27. 長老と鎖帷子
「そなたたちが、光の戦士かね?」
ルシータは一歩前へ出ると、
「はい。私はルシータです。そして彼らは、レギオン、ハラート。私たちは光の天使ソワールから光の剣を託され、闇を討つよう使命を授かりました」
「おお……もしや、もしや、ルシータというのは……あなたさまは」
長老のシワに埋もれていた目が見開かれた。
「あなたさまは、アルタミラ王妃のご姉妹……」
それを聞いたクラウディアは、「あっ」と手を口に当てた。
そして急いでひざまずく。
「ええ――でも、気になさらないでください。クラウディアも……さあ、立って」
そうして皆が暖炉の前に座ると、クラウディアが温めたお茶を配り、やがて聖堂の中にはくつろいだ空気が満ちた。
「ルシータ様。あなたさまがこうして生きておられたことは、民の喜びです。そして、あなたさまとこの二人の戦士が、ブライトキングダムを取り戻してくださる――」
長老はひととき熱心にしゃべり、それから部屋の隅においていた長持ちから何かを取り出してきた。
「これを、お三方に」
「――これは!」
目の前に広げられたのは、立派な鎖帷子だった。
ひとつは、金色の鋼。
ひとつは、銀色の鋼。
そして今ひとつは水晶でできていて、透明な光を放って輝いている。
「これはブライトキングダムの記憶をなくしたわしの側に、置かれていたのです。いつの日か、これを使う人たちが、わしのところへやってくるだろうということは、漠然と感じておりましたが」
「あの……わたしでよかったら、その下に着る戦士の服を縫いましょうか?」
三人が鎖帷子をまとう横から、クラウディアが遠慮がちにそう申し出た。
「あなたが? ――ああ、ぜひお願いするわ! この立派な戦帷子にふさわしい服をね」
「靴や革製品は、セルディンに頼むといいでしょう。彼は狩猟と皮なめしが得意だから」
長老もうきうきと言い、満足そうに三人を見上げる。
金色の鎖帷子はレギオンに、銀色の鎖帷子はハラートに、ぴったりだった。
ルシータも、水晶の鎖帷子を持ち上げてみる。
きらきらと、まるで宝飾品のように輝く石が、手に冷やりとした感触だ。
「ソワールの贈り物ね」
すると、ルシータのつぶやきに答えるように、帷子が厳かな光を放った。
ブライト村でのルシータたちの滞在は、ほぼ一月にも及んだ。
最後の日、彼らはセルディンやクラウディアから戦士の衣装一式を受け取ると、ついにバールの待つ森へ帰ることにした。

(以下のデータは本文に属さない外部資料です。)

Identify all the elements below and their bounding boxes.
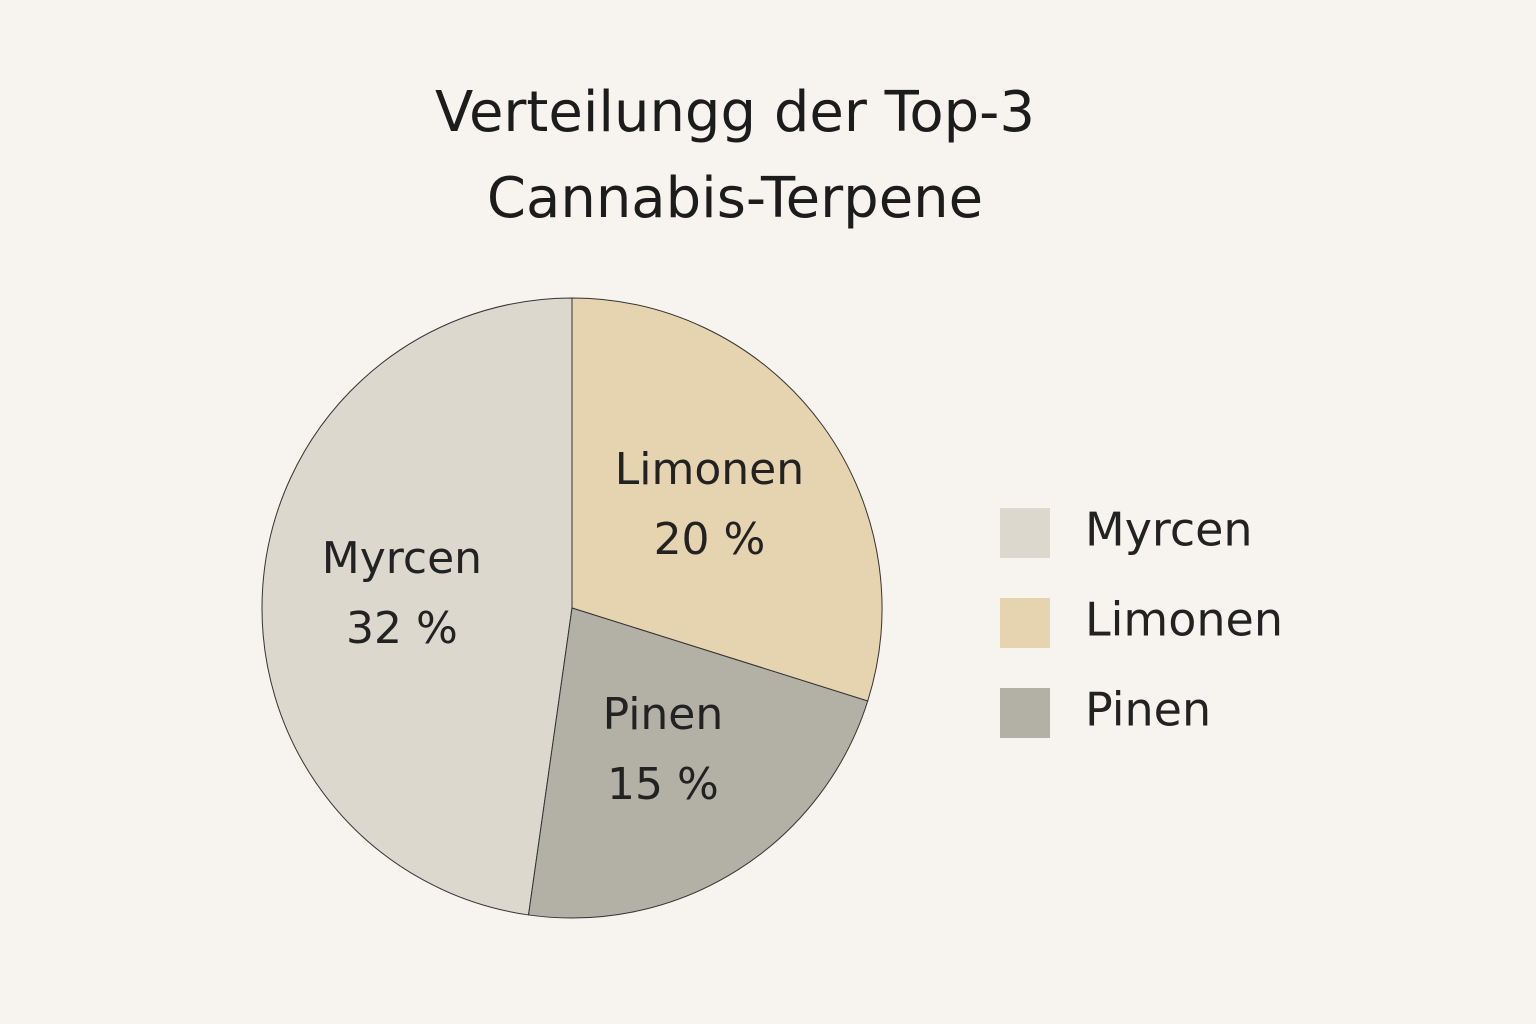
legend-label: Pinen [1085, 683, 1211, 737]
pie-slice [261, 297, 573, 916]
slice-value-label: 20 % [654, 514, 766, 565]
slice-label: Myrcen [322, 533, 482, 584]
legend-swatch [1000, 508, 1050, 558]
legend-label: Limonen [1085, 593, 1283, 647]
legend-swatch [1000, 598, 1050, 648]
slice-value-label: 15 % [607, 759, 719, 810]
chart-title: Verteilungg der Top-3 Cannabis-Terpene [434, 80, 1035, 231]
legend-swatch [1000, 688, 1050, 738]
slice-label: Limonen [615, 444, 804, 495]
pie-slice [527, 607, 869, 919]
slice-label: Pinen [603, 689, 724, 740]
slice-value-label: 32 % [346, 603, 458, 654]
pie-slice [571, 297, 883, 702]
legend-label: Myrcen [1085, 503, 1253, 557]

ここ数日、ブラツキーは大いに悩み、だがやはり、闇を倒す戦いに参加するという初心を貫くことにしたようだった。
レギオンが言う。
「だがなあ、ブラツキー。おまえは剣が遣えるわけじゃない。わざわざおれたちと来て、危険な目に遭うこともないんだぜ。
それより、おまえにふさわしい人生を送るべきだ。――クラウディアの側にいたいんだろう?」
ブラツキーは、思いつめた瞳で握った拳を震わせたが、
「いや。オレだって男だ。一度決めたことは、最後までやりぬく」
そう言い切った。
「ブラツキー、無理はしないで。レギオンの言うとおりよ。あんたの早耳は重宝だけど、これからは剣が要る。

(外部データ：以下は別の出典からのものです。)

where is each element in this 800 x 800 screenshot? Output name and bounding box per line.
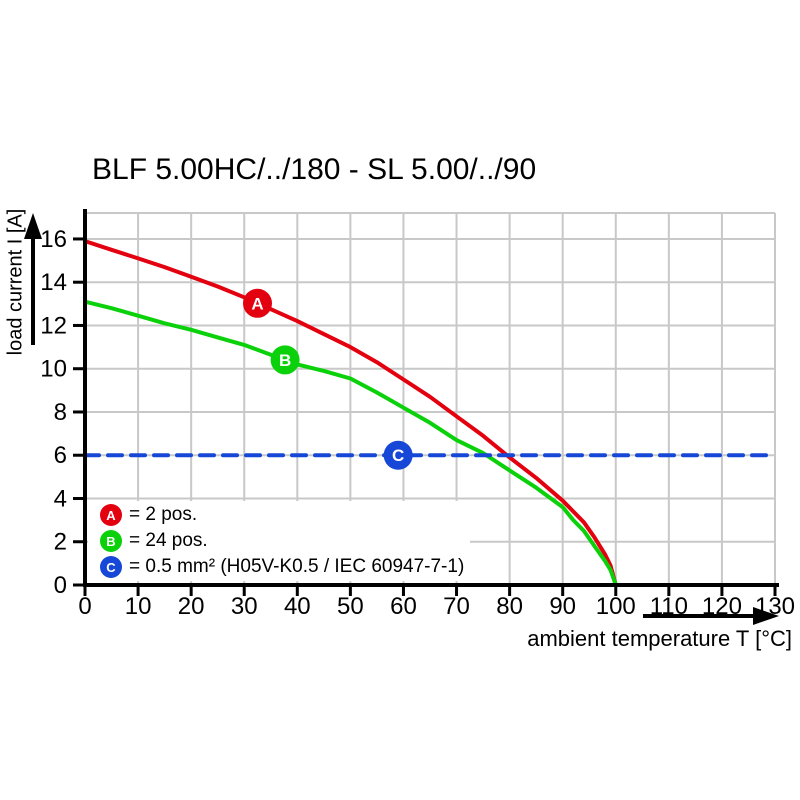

もし何かのとき、あんたを助けてあげられるかわからない」
「足手まといにはならないって誓うよ」
ルシータの言葉に、ブラツキーは静かに反論した。
「オレも行かせてくれ」
「もしわたしたちが失敗したら――」
そのとき、それまで黙っていたハラートが口を開き、みな彼の方を振り向いた。
「もしわたしたちが失敗したら、闇の軍隊は必ずここにも攻めてくる。そのとき君は、セルディンやクラウディアのために戦うべきだ。

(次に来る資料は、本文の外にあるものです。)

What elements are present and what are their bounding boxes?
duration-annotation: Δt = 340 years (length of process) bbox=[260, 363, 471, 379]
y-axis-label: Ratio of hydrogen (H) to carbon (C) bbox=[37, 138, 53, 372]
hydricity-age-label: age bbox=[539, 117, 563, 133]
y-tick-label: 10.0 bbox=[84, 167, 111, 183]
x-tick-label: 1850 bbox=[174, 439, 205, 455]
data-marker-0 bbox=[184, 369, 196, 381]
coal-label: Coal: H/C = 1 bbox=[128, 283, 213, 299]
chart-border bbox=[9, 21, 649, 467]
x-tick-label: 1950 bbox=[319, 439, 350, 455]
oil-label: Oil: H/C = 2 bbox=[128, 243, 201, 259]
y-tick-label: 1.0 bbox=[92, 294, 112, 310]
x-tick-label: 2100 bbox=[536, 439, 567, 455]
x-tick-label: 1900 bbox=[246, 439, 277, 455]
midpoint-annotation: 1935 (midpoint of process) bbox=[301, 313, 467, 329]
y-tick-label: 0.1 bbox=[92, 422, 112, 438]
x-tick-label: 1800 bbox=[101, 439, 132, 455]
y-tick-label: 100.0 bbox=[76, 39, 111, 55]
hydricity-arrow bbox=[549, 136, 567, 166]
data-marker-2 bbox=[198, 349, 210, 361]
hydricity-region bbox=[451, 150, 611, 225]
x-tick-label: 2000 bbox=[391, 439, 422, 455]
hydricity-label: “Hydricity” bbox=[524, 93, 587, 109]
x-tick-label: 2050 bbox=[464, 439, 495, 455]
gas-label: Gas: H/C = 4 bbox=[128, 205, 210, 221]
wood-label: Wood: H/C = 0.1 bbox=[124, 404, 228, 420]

君がわたしたちと行動を共にしていないからと言って、仲間ではないということではない」
「そうだ。共に闇を倒し、光の国の再興を目指す同志に変わりはないぜ」
ブラツキーはハラートと、ウインクするレギオンを見比べ、それからルシータを振り返った。
「ブラツキー、ここに残って」
微笑はやわらかだ。
「大丈夫。わたしたちは必ずダーク王を倒す。あんたにはその間、散らばったブライトキングダムの人々を、この村に集めて欲しいの。そして、ブライトキングダムが復活したら、彼らと一緒に来て」
少しの沈黙ののち、ブラツキーは言った。
「わかった」
そして明るく笑い、
「オレはここで、自分のやるべきことをやるよ」
それから順番に、三人の手を両手で握り締めた。